I was up early next morning, and took a few things in my bag, and caught the seven thirty-three for Plymouth. It was a slow journey, and I didn’t get there till after dinner. There was the hell of a fine car with a chauffeur waiting there to meet me, and I was whisked out to the works just as if I was somebody important, instead of being Tom Cutter from the sergeants’ mess out in Bahrein.

It’s an enormous company, of course, employing over twenty thousand hands in all the various divisions of the business. Like most big concerns, they were quite brutal about the money. Within the first five minutes I had to write a cheque for ten thousand pounds before they’d even talk to me, but when they’d got that in their hands they took me seriously, and were they good! Whenever any of them quoted a performance, or gave a price, or a date, you kind of knew that that was dead right and no baloney.
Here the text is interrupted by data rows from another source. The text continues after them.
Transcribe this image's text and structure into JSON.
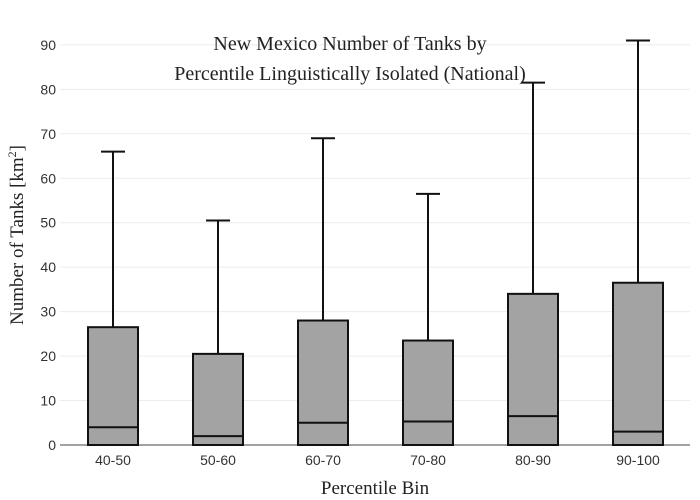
{
  "chart_data": {
    "type": "box",
    "title_lines": [
      "New Mexico Number of Tanks by",
      "Percentile Linguistically Isolated (National)"
    ],
    "xlabel": "Percentile Bin",
    "ylabel_text": "Number of Tanks  [km",
    "ylabel_sup": "2",
    "ylabel_close": "]",
    "ylim": [
      0,
      92
    ],
    "yticks": [
      0,
      10,
      20,
      30,
      40,
      50,
      60,
      70,
      80,
      90
    ],
    "grid": true,
    "box_color": "#a3a3a3",
    "line_color": "#111111",
    "categories": [
      "40-50",
      "50-60",
      "60-70",
      "70-80",
      "80-90",
      "90-100"
    ],
    "boxes": [
      {
        "category": "40-50",
        "min": 0,
        "q1": 0,
        "median": 4,
        "q3": 26.5,
        "max": 66
      },
      {
        "category": "50-60",
        "min": 0,
        "q1": 0,
        "median": 2,
        "q3": 20.5,
        "max": 50.5
      },
      {
        "category": "60-70",
        "min": 0,
        "q1": 0,
        "median": 5,
        "q3": 28,
        "max": 69
      },
      {
        "category": "70-80",
        "min": 0,
        "q1": 0,
        "median": 5.3,
        "q3": 23.5,
        "max": 56.5
      },
      {
        "category": "80-90",
        "min": 0,
        "q1": 0,
        "median": 6.5,
        "q3": 34,
        "max": 81.5
      },
      {
        "category": "90-100",
        "min": 0,
        "q1": 0,
        "median": 3,
        "q3": 36.5,
        "max": 91
      }
    ]
  }
}
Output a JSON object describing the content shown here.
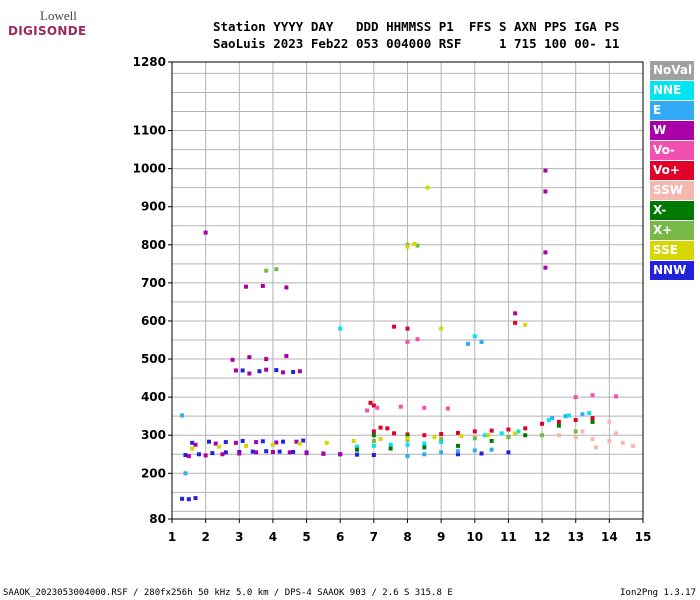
{
  "logo": {
    "line1": "Lowell",
    "line2": "DIGISONDE"
  },
  "header": {
    "line1": "Station YYYY DAY   DDD HHMMSS P1  FFS S AXN PPS IGA PS",
    "line2": "SaoLuis 2023 Feb22 053 004000 RSF     1 715 100 00- 11"
  },
  "footer": "SAAOK_2023053004000.RSF / 280fx256h 50 kHz 5.0 km / DPS-4 SAAOK 903 / 2.6 S 315.8 E",
  "version": "Ion2Png 1.3.17",
  "legend": [
    {
      "label": "NoVal",
      "color": "#a0a0a0"
    },
    {
      "label": "NNE",
      "color": "#00e5f0"
    },
    {
      "label": "E",
      "color": "#33aaf5"
    },
    {
      "label": "W",
      "color": "#aa00aa"
    },
    {
      "label": "Vo-",
      "color": "#f050b0"
    },
    {
      "label": "Vo+",
      "color": "#e0002a"
    },
    {
      "label": "SSW",
      "color": "#f5b8b0"
    },
    {
      "label": "X-",
      "color": "#007a00"
    },
    {
      "label": "X+",
      "color": "#78b848"
    },
    {
      "label": "SSE",
      "color": "#d6d600"
    },
    {
      "label": "NNW",
      "color": "#2222dd"
    }
  ],
  "chart_data": {
    "type": "scatter",
    "xlim": [
      1,
      15
    ],
    "ylim": [
      80,
      1280
    ],
    "x_ticks": [
      1,
      2,
      3,
      4,
      5,
      6,
      7,
      8,
      9,
      10,
      11,
      12,
      13,
      14,
      15
    ],
    "y_ticks": [
      80,
      200,
      300,
      400,
      500,
      600,
      700,
      800,
      900,
      1000,
      1100,
      1280
    ],
    "grid": true,
    "legend_position": "right",
    "series": [
      {
        "name": "NNW",
        "points": [
          [
            1.3,
            133
          ],
          [
            1.5,
            132
          ],
          [
            1.7,
            135
          ],
          [
            1.4,
            248
          ],
          [
            1.8,
            250
          ],
          [
            2.2,
            253
          ],
          [
            2.6,
            255
          ],
          [
            3.0,
            256
          ],
          [
            3.4,
            257
          ],
          [
            3.8,
            258
          ],
          [
            4.2,
            257
          ],
          [
            4.6,
            256
          ],
          [
            5.0,
            255
          ],
          [
            5.5,
            252
          ],
          [
            6.0,
            250
          ],
          [
            6.5,
            249
          ],
          [
            7.0,
            248
          ],
          [
            1.6,
            280
          ],
          [
            2.1,
            283
          ],
          [
            2.6,
            282
          ],
          [
            3.1,
            285
          ],
          [
            3.7,
            284
          ],
          [
            4.3,
            283
          ],
          [
            4.9,
            286
          ],
          [
            3.1,
            470
          ],
          [
            3.6,
            468
          ],
          [
            4.1,
            471
          ],
          [
            4.6,
            466
          ],
          [
            9.5,
            250
          ],
          [
            10.2,
            252
          ],
          [
            11.0,
            255
          ]
        ]
      },
      {
        "name": "W",
        "points": [
          [
            1.5,
            245
          ],
          [
            2.0,
            247
          ],
          [
            2.5,
            250
          ],
          [
            3.0,
            252
          ],
          [
            3.5,
            255
          ],
          [
            4.0,
            256
          ],
          [
            4.5,
            255
          ],
          [
            5.0,
            253
          ],
          [
            5.5,
            251
          ],
          [
            6.0,
            250
          ],
          [
            1.7,
            275
          ],
          [
            2.3,
            278
          ],
          [
            2.9,
            280
          ],
          [
            3.5,
            282
          ],
          [
            4.1,
            281
          ],
          [
            4.7,
            283
          ],
          [
            2.9,
            470
          ],
          [
            3.3,
            462
          ],
          [
            3.8,
            472
          ],
          [
            4.3,
            465
          ],
          [
            4.8,
            468
          ],
          [
            2.8,
            498
          ],
          [
            3.3,
            505
          ],
          [
            3.8,
            500
          ],
          [
            4.4,
            508
          ],
          [
            3.2,
            690
          ],
          [
            3.7,
            692
          ],
          [
            4.4,
            688
          ],
          [
            12.1,
            995
          ],
          [
            12.1,
            940
          ],
          [
            12.1,
            780
          ],
          [
            12.1,
            740
          ],
          [
            2.0,
            832
          ],
          [
            11.2,
            620
          ]
        ]
      },
      {
        "name": "E",
        "points": [
          [
            8.0,
            245
          ],
          [
            8.5,
            250
          ],
          [
            9.0,
            255
          ],
          [
            9.5,
            258
          ],
          [
            10.0,
            260
          ],
          [
            10.5,
            262
          ],
          [
            12.3,
            345
          ],
          [
            12.7,
            350
          ],
          [
            13.2,
            355
          ],
          [
            1.3,
            352
          ],
          [
            1.4,
            200
          ],
          [
            9.8,
            540
          ],
          [
            10.2,
            545
          ]
        ]
      },
      {
        "name": "NNE",
        "points": [
          [
            6.5,
            270
          ],
          [
            7.0,
            272
          ],
          [
            7.5,
            275
          ],
          [
            8.0,
            275
          ],
          [
            8.5,
            278
          ],
          [
            9.0,
            282
          ],
          [
            10.3,
            300
          ],
          [
            10.8,
            305
          ],
          [
            11.3,
            310
          ],
          [
            12.2,
            340
          ],
          [
            12.8,
            352
          ],
          [
            13.4,
            358
          ],
          [
            6.0,
            580
          ],
          [
            10.0,
            560
          ]
        ]
      },
      {
        "name": "Vo+",
        "points": [
          [
            7.0,
            310
          ],
          [
            7.2,
            320
          ],
          [
            7.4,
            318
          ],
          [
            7.6,
            305
          ],
          [
            8.0,
            302
          ],
          [
            8.5,
            300
          ],
          [
            9.0,
            303
          ],
          [
            9.5,
            306
          ],
          [
            10.0,
            310
          ],
          [
            10.5,
            312
          ],
          [
            11.0,
            315
          ],
          [
            11.5,
            318
          ],
          [
            12.0,
            330
          ],
          [
            12.5,
            335
          ],
          [
            13.0,
            340
          ],
          [
            13.5,
            345
          ],
          [
            7.0,
            378
          ],
          [
            6.9,
            385
          ],
          [
            7.6,
            585
          ],
          [
            8.0,
            580
          ],
          [
            11.2,
            595
          ]
        ]
      },
      {
        "name": "Vo-",
        "points": [
          [
            6.8,
            365
          ],
          [
            7.1,
            372
          ],
          [
            7.8,
            375
          ],
          [
            8.5,
            372
          ],
          [
            9.2,
            370
          ],
          [
            13.0,
            400
          ],
          [
            13.5,
            405
          ],
          [
            14.2,
            402
          ],
          [
            8.0,
            545
          ],
          [
            8.3,
            552
          ]
        ]
      },
      {
        "name": "SSW",
        "points": [
          [
            12.5,
            300
          ],
          [
            13.0,
            295
          ],
          [
            13.5,
            290
          ],
          [
            14.0,
            285
          ],
          [
            14.4,
            280
          ],
          [
            14.7,
            272
          ],
          [
            13.2,
            310
          ],
          [
            14.2,
            305
          ],
          [
            14.0,
            335
          ],
          [
            13.6,
            268
          ]
        ]
      },
      {
        "name": "X-",
        "points": [
          [
            6.5,
            262
          ],
          [
            7.5,
            265
          ],
          [
            8.5,
            268
          ],
          [
            9.5,
            272
          ],
          [
            10.5,
            285
          ],
          [
            11.5,
            300
          ],
          [
            12.5,
            325
          ],
          [
            13.5,
            335
          ],
          [
            7.0,
            300
          ],
          [
            8.0,
            298
          ]
        ]
      },
      {
        "name": "X+",
        "points": [
          [
            7.0,
            285
          ],
          [
            8.0,
            288
          ],
          [
            9.0,
            290
          ],
          [
            10.0,
            292
          ],
          [
            11.0,
            295
          ],
          [
            12.0,
            300
          ],
          [
            13.0,
            310
          ],
          [
            3.8,
            732
          ],
          [
            4.1,
            736
          ],
          [
            8.0,
            800
          ],
          [
            8.3,
            798
          ]
        ]
      },
      {
        "name": "SSE",
        "points": [
          [
            1.6,
            265
          ],
          [
            2.4,
            270
          ],
          [
            3.2,
            272
          ],
          [
            4.0,
            275
          ],
          [
            4.8,
            278
          ],
          [
            5.6,
            280
          ],
          [
            6.4,
            285
          ],
          [
            7.2,
            290
          ],
          [
            8.0,
            292
          ],
          [
            8.8,
            295
          ],
          [
            9.6,
            298
          ],
          [
            10.4,
            300
          ],
          [
            11.2,
            305
          ],
          [
            8.0,
            795
          ],
          [
            8.2,
            802
          ],
          [
            8.6,
            950
          ],
          [
            9.0,
            580
          ],
          [
            11.5,
            590
          ]
        ]
      }
    ]
  }
}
What’s more, they put me through the hoop about my business, to find out what kind of loads I carried or was likely to carry; they weren’t going to have their aeroplane give any trouble because I was using it wrong. When they heard I carried bulldozers they pulled out a reinforced floor scheme; when they heard I aimed to carry pilgrims they pulled out a seating scheme of long, hard dural benches, very light and easily washed down. When they heard I flew normally with a crew of two they pulled out a revised crew accommodation that did away with the radio operator’s position and added a hundred and ten pounds to the payload. It was an education dealing with those people.